Have you ever thought of the chemicals that went into making your iPhone? Your favorite pleather chair? The shirt on your back? It takes thousands of chemicals to produce things we use every day, and some of them could be harmful to both your health and the planet’s.

ChemFORWARD, the 2024 winner of Harvard Kennedy School’s Belfer Center for Science and International Affairs Roy Family Award for Environmental Partnership, is trying to make our products safer by creating a database of industrial chemicals and their effects on human and environmental health.

Heather McKenney, the science and safer chemistry lead at ChemFORWARD, was joined by Kennedy School experts as well as David Bourne, lead sustainability strategist at Google, in a panel last week at the Kennedy School’s Malkin Penthouse to discuss the company’s work as well as challenges the private sector faces in trying to reduce chemical hazards.

“We live in a world with thousands of chemicals,” said Henry Lee, Jassim M. Jaidah Family Director of the Kennedy School’s Environment and Natural Resources Program and senior lecturer in Public Policy. “They are present in the clothes we wear, what we eat and drink, the furniture in our homes, and even in the health products that we buy.

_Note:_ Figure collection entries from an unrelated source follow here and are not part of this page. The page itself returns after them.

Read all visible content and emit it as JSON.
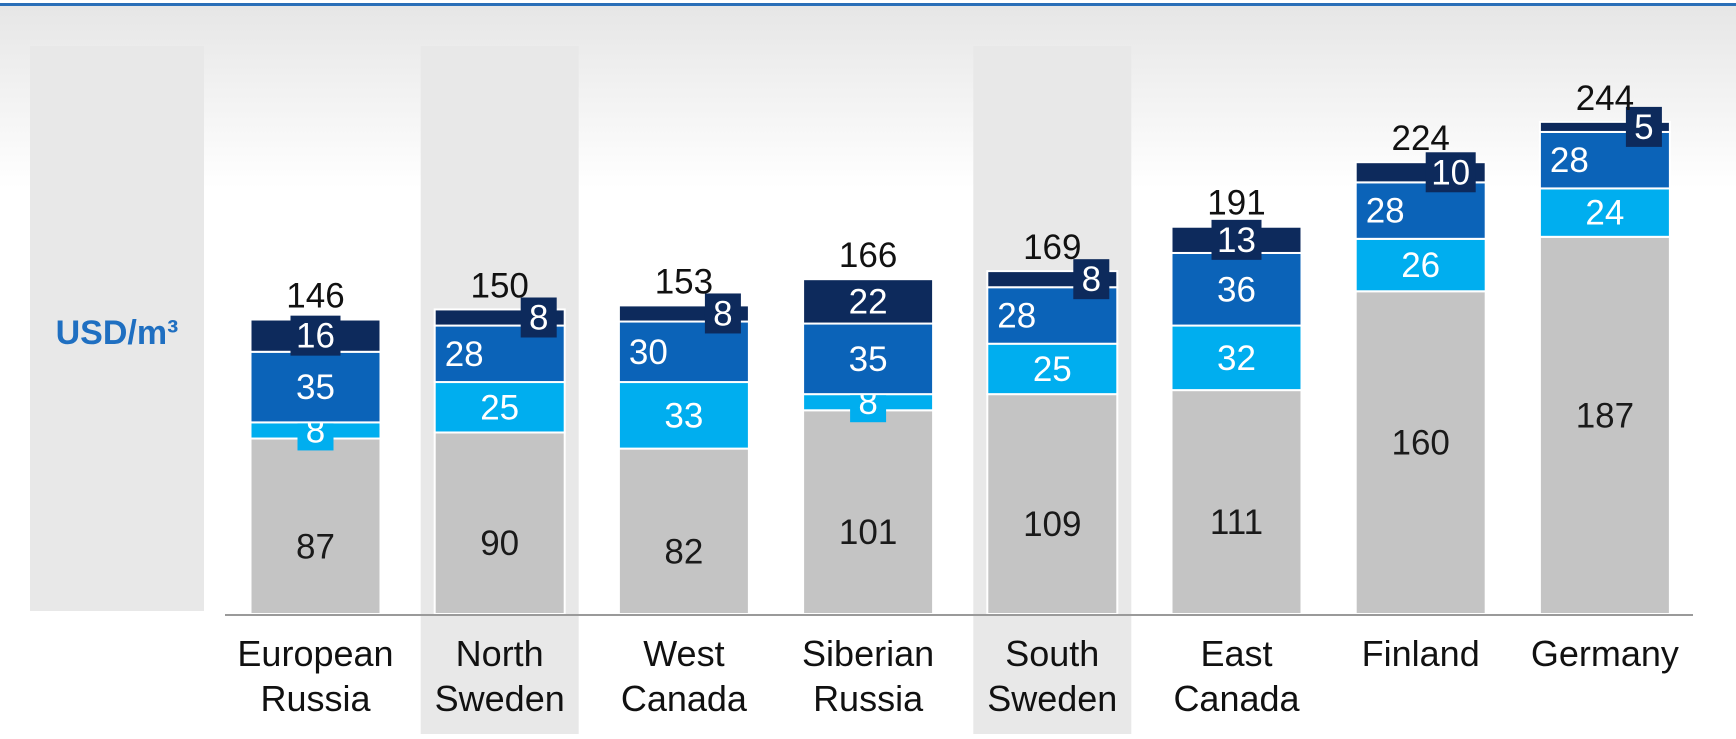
{
  "colors": {
    "top_rule": "#2a6fb8",
    "unit_label": "#1f6fc1",
    "base": "#c4c4c4",
    "light_blue": "#00aeef",
    "mid_blue": "#0b63b8",
    "dark_navy": "#0d2a5c",
    "highlight_band": "#e8e8e8",
    "axis": "#9a9a9a"
  },
  "unit_label": "USD/m³",
  "chart_data": {
    "type": "bar",
    "stacked": true,
    "ylim": [
      0,
      260
    ],
    "categories": [
      [
        "European",
        "Russia"
      ],
      [
        "North",
        "Sweden"
      ],
      [
        "West",
        "Canada"
      ],
      [
        "Siberian",
        "Russia"
      ],
      [
        "South",
        "Sweden"
      ],
      [
        "East",
        "Canada"
      ],
      [
        "Finland"
      ],
      [
        "Germany"
      ]
    ],
    "highlighted_categories": [
      1,
      4
    ],
    "series": [
      {
        "color": "base",
        "values": [
          87,
          90,
          82,
          101,
          109,
          111,
          160,
          187
        ]
      },
      {
        "color": "light_blue",
        "values": [
          8,
          25,
          33,
          8,
          25,
          32,
          26,
          24
        ]
      },
      {
        "color": "mid_blue",
        "values": [
          35,
          28,
          30,
          35,
          28,
          36,
          28,
          28
        ]
      },
      {
        "color": "dark_navy",
        "values": [
          16,
          8,
          8,
          22,
          8,
          13,
          10,
          5
        ]
      }
    ],
    "totals": [
      146,
      150,
      153,
      166,
      169,
      191,
      224,
      244
    ],
    "grid": false,
    "legend": "none"
  }
}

Thus, focusing on what society can do to ensure the protection of public health in this chemical-intense world is especially important.”

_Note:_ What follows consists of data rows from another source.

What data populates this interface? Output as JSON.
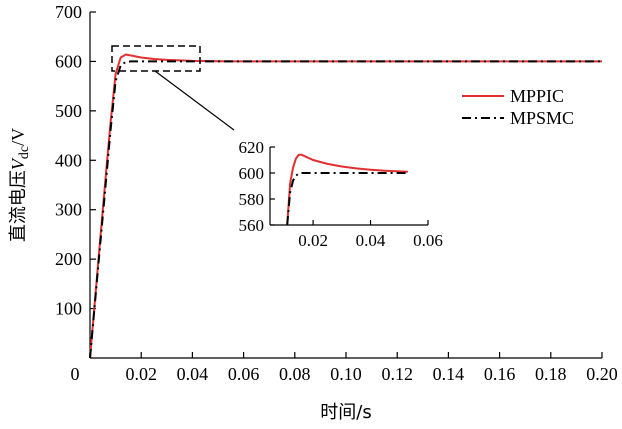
{
  "chart_data": {
    "type": "line",
    "title": "",
    "xlabel": "时间/s",
    "ylabel_prefix": "直流电压",
    "ylabel_var": "V",
    "ylabel_sub": "dc",
    "ylabel_suffix": "/V",
    "xlim": [
      0,
      0.2
    ],
    "ylim": [
      0,
      700
    ],
    "x_ticks": [
      "0",
      "0.02",
      "0.04",
      "0.06",
      "0.08",
      "0.10",
      "0.12",
      "0.14",
      "0.16",
      "0.18",
      "0.20"
    ],
    "y_ticks": [
      "100",
      "200",
      "300",
      "400",
      "500",
      "600",
      "700"
    ],
    "grid": false,
    "legend_position": "right",
    "series": [
      {
        "name": "MPPIC",
        "color": "#e03030",
        "style": "solid",
        "x": [
          0,
          0.002,
          0.004,
          0.006,
          0.008,
          0.01,
          0.012,
          0.014,
          0.016,
          0.02,
          0.025,
          0.03,
          0.04,
          0.05,
          0.06,
          0.08,
          0.1,
          0.12,
          0.14,
          0.16,
          0.18,
          0.2
        ],
        "y": [
          0,
          120,
          240,
          360,
          475,
          575,
          608,
          614,
          612,
          608,
          605,
          603,
          601,
          600.5,
          600,
          600,
          600,
          600,
          600,
          600,
          600,
          600
        ]
      },
      {
        "name": "MPSMC",
        "color": "#000000",
        "style": "dashdot",
        "x": [
          0,
          0.002,
          0.004,
          0.006,
          0.008,
          0.01,
          0.012,
          0.014,
          0.016,
          0.02,
          0.03,
          0.05,
          0.08,
          0.1,
          0.12,
          0.14,
          0.16,
          0.18,
          0.2
        ],
        "y": [
          0,
          115,
          230,
          345,
          460,
          560,
          592,
          599,
          600,
          600,
          600,
          600,
          600,
          600,
          600,
          600,
          600,
          600,
          600
        ]
      }
    ],
    "inset": {
      "xlim": [
        0.005,
        0.06
      ],
      "ylim": [
        560,
        620
      ],
      "x_ticks": [
        "0.02",
        "0.04",
        "0.06"
      ],
      "y_ticks": [
        "560",
        "580",
        "600",
        "620"
      ],
      "series": [
        {
          "name": "MPPIC",
          "x": [
            0.011,
            0.012,
            0.013,
            0.014,
            0.015,
            0.016,
            0.018,
            0.02,
            0.025,
            0.03,
            0.035,
            0.04,
            0.045,
            0.05,
            0.053
          ],
          "y": [
            560,
            592,
            604,
            611,
            614,
            614,
            612,
            610,
            607,
            605,
            603.5,
            602.5,
            601.8,
            601.2,
            601
          ]
        },
        {
          "name": "MPSMC",
          "x": [
            0.011,
            0.012,
            0.013,
            0.014,
            0.015,
            0.016,
            0.018,
            0.02,
            0.03,
            0.04,
            0.05,
            0.053
          ],
          "y": [
            560,
            585,
            594,
            598,
            599.5,
            600,
            600,
            600,
            600,
            600,
            600,
            600
          ]
        }
      ]
    }
  }
}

ChemFORWARD, a Washington D.C.-based 501c3, compiles and maintains a digital repository of “verified chemical hazard assessments,” or CHAs, available to corporate subscribers in order to make informed and environmentally sound decisions about the chemicals used in their supply chains.

“There’s no requirement across all industries that all chemicals must be vetted before use,” said McKenney, who was a lead for the toxicology and product safety team at Honest Company, a baby and beauty products maker, for six years.

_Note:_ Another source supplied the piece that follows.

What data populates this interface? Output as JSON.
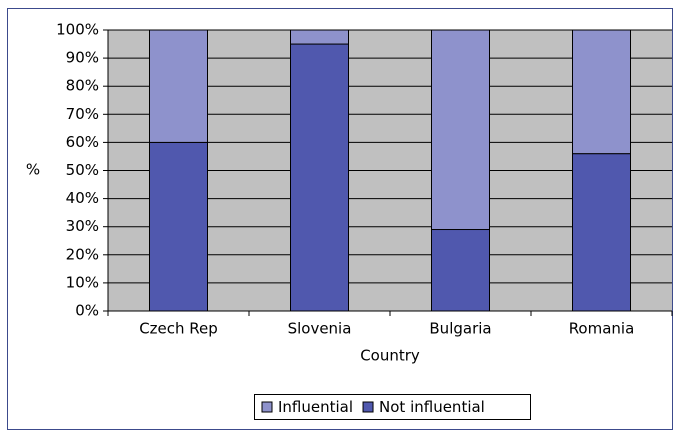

McKenney said there are well-intentioned companies that want to certify their products as safe, but struggle keeping track of every chemical used in their supply chain, and what the impacts of those chemicals are.

“There’s tons of toxicology data out there, and how do we start to apply and share that information such that it’s not just siloed in a REACH dossier in the EU or in an individual organization who’s developed that data?” she said, referring to the EU’s Registration, Evaluation, Authorization and Restriction of Chemicals regulation. “We’ve developed a methodology that houses the chemical hazard assessments across 24-plus human and environmental health endpoints.”

On the human side, ChemFORWARD assesses a chemical’s carcinogenicity, mutagenicity, reproductive toxicity, skin irritation, eye irritation, and neurotoxicity, among other things. On the environmental side, they measure things like persistence, or the ability of chemicals to break down.

“Looking at the totality of the data, we then take the totality of the hazards and send an overall hazard classification, or what we call our hazard bands,” McKenney said.

ChemFORWARD hazard bands fall into alphabetical rankings (A, B, C, etc.,) but are also categorized based on how much data is available about a given substance. There are chemicals marked with a question mark when the data is deemed insufficient.

Bourne said companies like his are partnering with ChemFORWARD as an important step toward creating healthier products at his firm and across the private sector.

“What we realize in partnership with ChemFORWARD is that every time we do a chemical hazard assessment, it’s not just proprietary information for Google or for whoever did the assessment. It’s now available to anyone who wants to try to platform. And so the scalability that creates is really what we saw as transformational,” he said. “The analogy I like to give is if you wanted to watch a great TV show, and you had to pay a Hollywood studio to make a show just for you, it would cost you an absurd amount of money. Because they have lots of subscribers to a streaming platform, everyone can contribute and get access to a whole body of content that is valuable.”

Charles Taylor, an assistant professor of public policy at Harvard Kennedy School, said this type of information-gathering could have important benefits beyond the private sector.

“This kind of information is really important for getting out to researchers and others who can be some of the guardians to assess, if we see chronic effects, or downstream effects,” he said.

The Roy Family Award is presented biannually to celebrate an outstanding cross-sector partnership that enhances environmental quality through novel and creative approaches.